Eravamo nei primi anni Settanta, dunque in pieno clima post-sessantotto. Il marxismo era allora il riferimento centrale di chi come me era attivamente impegnato nel movimento studentesco. La scelta di fare un percorso universitario in filosofia era stata dettata proprio dall’esigenza di trovare un fondamento filosofico all’azione politica ma anche dalla necessità di pensare la filosofia in stretta connessione con la prassi e non come astratta speculazione. È evidente come la filosofia di Severino non potesse costituire una risposta a quelle domande. E tuttavia da quella lezione avevo appreso forse l’elemento più importante: la necessità di una fondazione rigorosa del discorso filosofico ed è con quell’approccio che mi rivolsi allora al pensiero contemporaneo.

Quale fu allora il suo percorso accademico successivo e i suoi ulteriori riferimenti filosofici?
Le critiche che Severino rivolgeva al marxismo mi fecero capire che era necessario aggiornare quel pensiero alle istanze più radicali del pensiero contemporaneo (da Nietzsche a Weber, da Heidegger e Wittgenstein) e l’esperienza filosofica della Scuola di Francoforte mi apparve l’approdo inevitabile, perché coniugava quelle istanze con un post-marxismo critico e sofisticato. Perciò accolsi con favore il suggerimento che mi fece Ruggiu di affrontare, sotto la sua direzione, la filosofia di Habermas come argomento per la mia tesi di laurea. Dopo di che, a inizio 1978, presi il treno e lo andai a trovare a Starnberg (dove allora dirigeva il Max Planck), ma già alla fine di quell’anno mi ero trasferito a Francoforte, per poter assistere alle sue lezioni, oltre a quelle – altrettanto fondamentali – di Apel. In quel periodo francofortese avvenne la mia vera formazione filosofica. Solo più tardi, una decina d’anni dopo, cominciai a studiare seriamente Hegel, ma sempre a partire da quella prospettiva post-metafisica che avevo guadagnato a Francoforte.
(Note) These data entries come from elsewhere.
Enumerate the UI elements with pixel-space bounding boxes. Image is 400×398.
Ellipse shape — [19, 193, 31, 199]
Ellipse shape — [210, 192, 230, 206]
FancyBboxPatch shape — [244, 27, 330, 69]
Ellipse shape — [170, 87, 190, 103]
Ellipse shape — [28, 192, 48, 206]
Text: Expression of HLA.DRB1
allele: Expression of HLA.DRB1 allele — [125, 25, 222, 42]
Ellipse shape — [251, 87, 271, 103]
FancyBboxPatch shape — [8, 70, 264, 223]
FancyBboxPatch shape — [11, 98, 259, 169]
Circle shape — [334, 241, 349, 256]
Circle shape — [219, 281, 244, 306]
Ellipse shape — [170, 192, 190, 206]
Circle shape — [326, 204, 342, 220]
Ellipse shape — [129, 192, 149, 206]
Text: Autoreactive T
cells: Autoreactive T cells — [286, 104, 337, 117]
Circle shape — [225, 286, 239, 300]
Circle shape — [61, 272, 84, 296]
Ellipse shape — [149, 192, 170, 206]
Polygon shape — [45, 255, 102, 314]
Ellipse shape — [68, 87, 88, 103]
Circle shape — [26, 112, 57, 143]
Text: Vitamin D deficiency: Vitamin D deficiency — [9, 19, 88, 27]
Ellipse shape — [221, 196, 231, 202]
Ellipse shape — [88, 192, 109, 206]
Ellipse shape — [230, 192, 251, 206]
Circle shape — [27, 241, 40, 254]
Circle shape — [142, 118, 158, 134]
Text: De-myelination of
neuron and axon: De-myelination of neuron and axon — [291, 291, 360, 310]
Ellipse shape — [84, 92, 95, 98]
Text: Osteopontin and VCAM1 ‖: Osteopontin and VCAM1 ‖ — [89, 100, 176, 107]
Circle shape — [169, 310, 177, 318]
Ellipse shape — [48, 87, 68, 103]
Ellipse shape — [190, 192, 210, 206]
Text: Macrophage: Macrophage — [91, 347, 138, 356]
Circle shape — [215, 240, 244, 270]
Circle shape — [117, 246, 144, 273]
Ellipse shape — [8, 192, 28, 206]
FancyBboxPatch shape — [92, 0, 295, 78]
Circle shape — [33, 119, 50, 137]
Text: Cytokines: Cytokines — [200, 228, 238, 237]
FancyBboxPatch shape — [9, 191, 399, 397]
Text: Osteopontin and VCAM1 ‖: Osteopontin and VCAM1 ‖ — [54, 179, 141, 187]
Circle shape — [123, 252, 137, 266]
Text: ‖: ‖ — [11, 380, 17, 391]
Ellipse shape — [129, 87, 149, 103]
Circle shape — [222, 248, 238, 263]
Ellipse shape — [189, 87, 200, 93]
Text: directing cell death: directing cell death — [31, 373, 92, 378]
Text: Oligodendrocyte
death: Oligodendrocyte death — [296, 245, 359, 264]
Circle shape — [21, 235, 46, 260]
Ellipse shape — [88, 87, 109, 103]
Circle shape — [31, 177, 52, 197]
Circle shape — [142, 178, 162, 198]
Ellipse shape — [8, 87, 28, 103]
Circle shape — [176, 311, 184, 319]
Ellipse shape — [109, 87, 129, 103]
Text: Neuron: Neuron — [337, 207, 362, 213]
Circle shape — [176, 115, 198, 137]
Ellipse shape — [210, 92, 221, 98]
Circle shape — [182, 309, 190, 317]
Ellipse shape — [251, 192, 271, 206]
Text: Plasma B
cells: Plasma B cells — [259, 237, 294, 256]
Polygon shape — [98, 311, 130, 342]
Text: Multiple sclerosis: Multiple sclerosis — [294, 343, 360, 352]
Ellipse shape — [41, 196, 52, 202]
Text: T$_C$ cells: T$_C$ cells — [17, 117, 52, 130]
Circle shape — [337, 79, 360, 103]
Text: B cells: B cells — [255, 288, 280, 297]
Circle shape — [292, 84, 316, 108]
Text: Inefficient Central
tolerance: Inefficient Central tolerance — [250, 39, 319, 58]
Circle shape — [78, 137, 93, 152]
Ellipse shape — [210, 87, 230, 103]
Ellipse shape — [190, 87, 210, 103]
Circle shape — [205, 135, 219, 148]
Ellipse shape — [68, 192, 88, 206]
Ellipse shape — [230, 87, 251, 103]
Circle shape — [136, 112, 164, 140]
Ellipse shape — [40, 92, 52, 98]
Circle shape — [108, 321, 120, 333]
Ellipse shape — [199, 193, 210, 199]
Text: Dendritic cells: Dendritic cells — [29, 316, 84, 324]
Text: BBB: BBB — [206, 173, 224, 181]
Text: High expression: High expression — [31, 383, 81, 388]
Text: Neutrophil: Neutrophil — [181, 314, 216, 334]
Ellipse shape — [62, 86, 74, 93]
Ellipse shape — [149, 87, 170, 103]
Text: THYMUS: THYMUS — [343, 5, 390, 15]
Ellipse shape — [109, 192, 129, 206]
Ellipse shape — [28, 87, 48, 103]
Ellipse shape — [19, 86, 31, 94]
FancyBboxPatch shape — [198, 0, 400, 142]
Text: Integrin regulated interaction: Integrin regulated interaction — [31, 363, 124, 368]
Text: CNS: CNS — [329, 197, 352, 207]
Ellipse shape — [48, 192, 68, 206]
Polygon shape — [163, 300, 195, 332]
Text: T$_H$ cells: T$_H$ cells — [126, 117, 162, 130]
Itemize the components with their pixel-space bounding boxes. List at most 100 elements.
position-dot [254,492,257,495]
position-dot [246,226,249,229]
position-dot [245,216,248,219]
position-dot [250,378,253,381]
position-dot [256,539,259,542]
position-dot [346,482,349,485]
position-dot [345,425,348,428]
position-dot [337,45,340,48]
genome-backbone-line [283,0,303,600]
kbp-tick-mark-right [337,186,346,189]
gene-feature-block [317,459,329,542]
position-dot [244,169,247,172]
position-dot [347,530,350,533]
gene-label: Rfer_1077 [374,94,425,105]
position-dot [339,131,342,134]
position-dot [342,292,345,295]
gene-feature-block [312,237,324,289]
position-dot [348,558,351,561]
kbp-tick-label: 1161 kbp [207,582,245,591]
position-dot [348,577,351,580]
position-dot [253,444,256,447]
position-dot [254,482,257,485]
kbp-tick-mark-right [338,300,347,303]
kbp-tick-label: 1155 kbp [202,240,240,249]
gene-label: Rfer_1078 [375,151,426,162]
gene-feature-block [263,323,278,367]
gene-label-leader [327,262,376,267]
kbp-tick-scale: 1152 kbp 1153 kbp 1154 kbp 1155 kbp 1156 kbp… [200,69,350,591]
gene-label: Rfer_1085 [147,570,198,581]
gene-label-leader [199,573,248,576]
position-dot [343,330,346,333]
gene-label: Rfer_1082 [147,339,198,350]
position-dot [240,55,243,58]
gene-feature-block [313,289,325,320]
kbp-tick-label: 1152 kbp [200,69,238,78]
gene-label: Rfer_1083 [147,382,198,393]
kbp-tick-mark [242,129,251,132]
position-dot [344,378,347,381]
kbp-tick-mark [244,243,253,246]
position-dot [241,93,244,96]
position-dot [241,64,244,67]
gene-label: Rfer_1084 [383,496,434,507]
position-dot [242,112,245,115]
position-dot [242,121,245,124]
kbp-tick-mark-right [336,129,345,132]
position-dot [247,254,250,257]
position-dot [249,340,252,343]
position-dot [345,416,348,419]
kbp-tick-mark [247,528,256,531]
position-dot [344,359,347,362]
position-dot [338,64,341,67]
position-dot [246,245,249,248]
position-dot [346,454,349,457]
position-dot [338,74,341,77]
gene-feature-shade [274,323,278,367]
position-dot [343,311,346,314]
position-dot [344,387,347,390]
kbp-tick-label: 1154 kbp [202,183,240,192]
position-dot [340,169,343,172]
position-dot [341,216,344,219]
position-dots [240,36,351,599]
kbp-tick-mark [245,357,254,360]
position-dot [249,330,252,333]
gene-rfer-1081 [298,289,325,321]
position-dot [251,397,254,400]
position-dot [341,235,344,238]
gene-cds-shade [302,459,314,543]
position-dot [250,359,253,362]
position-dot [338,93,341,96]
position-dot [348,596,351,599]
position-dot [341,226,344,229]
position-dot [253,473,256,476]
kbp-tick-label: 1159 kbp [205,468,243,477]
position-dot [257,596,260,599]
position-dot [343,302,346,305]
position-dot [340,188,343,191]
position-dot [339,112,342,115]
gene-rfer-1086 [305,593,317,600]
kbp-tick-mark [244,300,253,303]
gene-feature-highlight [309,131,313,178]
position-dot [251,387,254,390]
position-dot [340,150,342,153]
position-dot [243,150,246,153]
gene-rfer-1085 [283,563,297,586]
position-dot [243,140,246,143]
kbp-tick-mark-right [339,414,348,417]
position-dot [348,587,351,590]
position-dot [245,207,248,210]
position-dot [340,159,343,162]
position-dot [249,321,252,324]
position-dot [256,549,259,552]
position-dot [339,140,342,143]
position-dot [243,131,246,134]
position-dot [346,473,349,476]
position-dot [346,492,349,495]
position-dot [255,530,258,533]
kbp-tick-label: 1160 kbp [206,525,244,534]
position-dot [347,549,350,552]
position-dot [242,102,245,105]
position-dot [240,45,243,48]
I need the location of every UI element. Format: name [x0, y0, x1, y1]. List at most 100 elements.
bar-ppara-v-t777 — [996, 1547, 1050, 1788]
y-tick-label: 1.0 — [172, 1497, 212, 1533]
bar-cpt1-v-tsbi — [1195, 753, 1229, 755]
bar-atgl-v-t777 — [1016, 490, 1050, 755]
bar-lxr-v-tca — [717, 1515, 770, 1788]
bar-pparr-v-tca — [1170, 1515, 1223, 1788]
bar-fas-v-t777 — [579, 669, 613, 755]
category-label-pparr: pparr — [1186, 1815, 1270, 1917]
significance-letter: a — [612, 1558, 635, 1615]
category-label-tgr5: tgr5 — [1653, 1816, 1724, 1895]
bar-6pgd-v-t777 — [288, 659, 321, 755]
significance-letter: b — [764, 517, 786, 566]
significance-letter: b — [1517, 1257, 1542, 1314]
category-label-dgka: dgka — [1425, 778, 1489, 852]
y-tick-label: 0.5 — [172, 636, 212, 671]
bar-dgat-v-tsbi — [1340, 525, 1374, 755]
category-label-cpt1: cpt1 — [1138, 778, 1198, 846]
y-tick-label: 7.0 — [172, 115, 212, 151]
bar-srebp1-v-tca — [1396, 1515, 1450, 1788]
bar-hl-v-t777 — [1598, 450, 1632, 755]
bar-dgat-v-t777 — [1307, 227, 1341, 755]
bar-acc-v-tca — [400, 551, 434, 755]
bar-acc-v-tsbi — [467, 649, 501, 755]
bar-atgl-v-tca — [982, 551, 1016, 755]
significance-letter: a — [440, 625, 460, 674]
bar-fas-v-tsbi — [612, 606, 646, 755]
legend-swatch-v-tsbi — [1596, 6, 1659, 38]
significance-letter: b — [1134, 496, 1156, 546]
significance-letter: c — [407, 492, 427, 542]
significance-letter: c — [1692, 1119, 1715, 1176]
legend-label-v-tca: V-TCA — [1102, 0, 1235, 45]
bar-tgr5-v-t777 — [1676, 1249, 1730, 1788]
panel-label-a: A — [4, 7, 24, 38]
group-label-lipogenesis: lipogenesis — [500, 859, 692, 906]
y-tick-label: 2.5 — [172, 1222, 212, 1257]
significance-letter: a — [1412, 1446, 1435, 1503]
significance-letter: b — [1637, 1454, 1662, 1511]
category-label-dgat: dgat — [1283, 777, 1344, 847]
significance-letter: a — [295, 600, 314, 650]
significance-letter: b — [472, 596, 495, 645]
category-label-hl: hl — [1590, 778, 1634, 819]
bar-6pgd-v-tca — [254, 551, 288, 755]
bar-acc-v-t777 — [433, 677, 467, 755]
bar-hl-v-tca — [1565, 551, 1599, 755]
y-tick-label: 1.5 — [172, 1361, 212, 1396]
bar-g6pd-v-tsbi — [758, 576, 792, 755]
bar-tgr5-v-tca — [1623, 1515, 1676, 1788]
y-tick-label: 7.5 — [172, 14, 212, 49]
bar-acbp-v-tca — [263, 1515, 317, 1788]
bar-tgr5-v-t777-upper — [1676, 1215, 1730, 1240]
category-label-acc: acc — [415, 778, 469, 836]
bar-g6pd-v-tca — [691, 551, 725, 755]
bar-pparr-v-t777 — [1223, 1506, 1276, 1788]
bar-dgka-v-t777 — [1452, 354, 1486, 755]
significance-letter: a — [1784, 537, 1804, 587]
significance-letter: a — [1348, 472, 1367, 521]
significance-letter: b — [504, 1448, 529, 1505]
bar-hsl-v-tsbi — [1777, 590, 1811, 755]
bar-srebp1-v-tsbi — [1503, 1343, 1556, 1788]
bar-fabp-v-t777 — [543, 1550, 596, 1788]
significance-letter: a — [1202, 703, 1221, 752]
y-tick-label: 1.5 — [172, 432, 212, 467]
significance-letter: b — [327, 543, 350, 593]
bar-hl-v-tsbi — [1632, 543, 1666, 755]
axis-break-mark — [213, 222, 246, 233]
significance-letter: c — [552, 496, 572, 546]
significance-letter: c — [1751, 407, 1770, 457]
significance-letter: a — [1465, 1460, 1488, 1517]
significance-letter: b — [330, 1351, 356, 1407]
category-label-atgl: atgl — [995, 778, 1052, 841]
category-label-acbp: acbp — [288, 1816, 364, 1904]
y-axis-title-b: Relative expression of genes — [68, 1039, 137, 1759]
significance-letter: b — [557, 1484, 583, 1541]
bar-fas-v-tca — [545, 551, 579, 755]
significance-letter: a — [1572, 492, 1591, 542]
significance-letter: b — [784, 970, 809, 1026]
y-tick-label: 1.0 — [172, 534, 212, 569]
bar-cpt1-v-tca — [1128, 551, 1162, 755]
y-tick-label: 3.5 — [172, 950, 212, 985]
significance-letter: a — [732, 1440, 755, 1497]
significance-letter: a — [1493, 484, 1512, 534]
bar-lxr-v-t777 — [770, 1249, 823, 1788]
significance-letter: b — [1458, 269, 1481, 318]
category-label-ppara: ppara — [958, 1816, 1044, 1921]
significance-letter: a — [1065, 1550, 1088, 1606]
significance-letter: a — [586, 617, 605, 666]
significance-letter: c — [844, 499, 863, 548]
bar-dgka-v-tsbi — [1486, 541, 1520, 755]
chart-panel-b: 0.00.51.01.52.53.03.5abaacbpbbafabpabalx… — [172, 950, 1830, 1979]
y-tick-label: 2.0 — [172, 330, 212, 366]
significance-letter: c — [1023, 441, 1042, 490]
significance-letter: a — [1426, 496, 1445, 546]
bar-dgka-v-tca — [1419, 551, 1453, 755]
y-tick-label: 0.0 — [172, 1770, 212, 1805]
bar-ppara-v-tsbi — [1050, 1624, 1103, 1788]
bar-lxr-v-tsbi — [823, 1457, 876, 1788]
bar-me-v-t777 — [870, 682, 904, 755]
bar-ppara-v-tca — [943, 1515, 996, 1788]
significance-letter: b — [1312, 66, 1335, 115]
Le soddisfazioni professionali più grandi?
Aver potuto lavorare fianco a fianco con dei grandi filosofi: Severino, nella mia prima esperienza veneziana, Habermas e Apel nella mia successiva esperienza francofortese, e poi Gadamer (più volte invitato a Venezia e poi ritrovato nel periodo trascorso a Heidelberg), Bubner (che mi fece da tutor a Francoforte e poi mi invitò a Heidelberg), Theunissen e Wellmer a Berlino negli anni Novanta, Honneth (negli ultimi due decenni il filosofo con cui mi sono più confrontato). Invece non ho mai amato né i congressi filosofici (delle “parate” da cui non ho mai imparato niente, a parte qualche informazione bibliografica) né i tour di conferenze internazionali (ai quali mi sono quasi sempre negato).

Qual è l’aspetto che più l’appassiona del suo lavoro e che cosa significa, per lei, insegnare e fare ricerca?
Oltre al lavoro individuale di lettura, interpretazione e dialogo con i testi, inevitabile e fondamentale per un filosofo, credo che la vera ricerca si possa fare solo con piccoli gruppi seminariali, possibilmente affiatati e coesi, ed è quello che ho cercato di realizzare per tanti anni nel mio Seminario di teoria critica a Venezia, assieme ad Alessandro Bellan e Italo Testa, un vero luogo di formazione per tanti giovani e studiosi, un’esperienza ormai finita e non più replicabile. Ma oltre a ciò la vera soddisfazione è l’attività didattica per e con gli studenti, saper trasmettere ai giovani ciò che si è potuto apprendere e vederli crescere, pensare e diventare autonomi.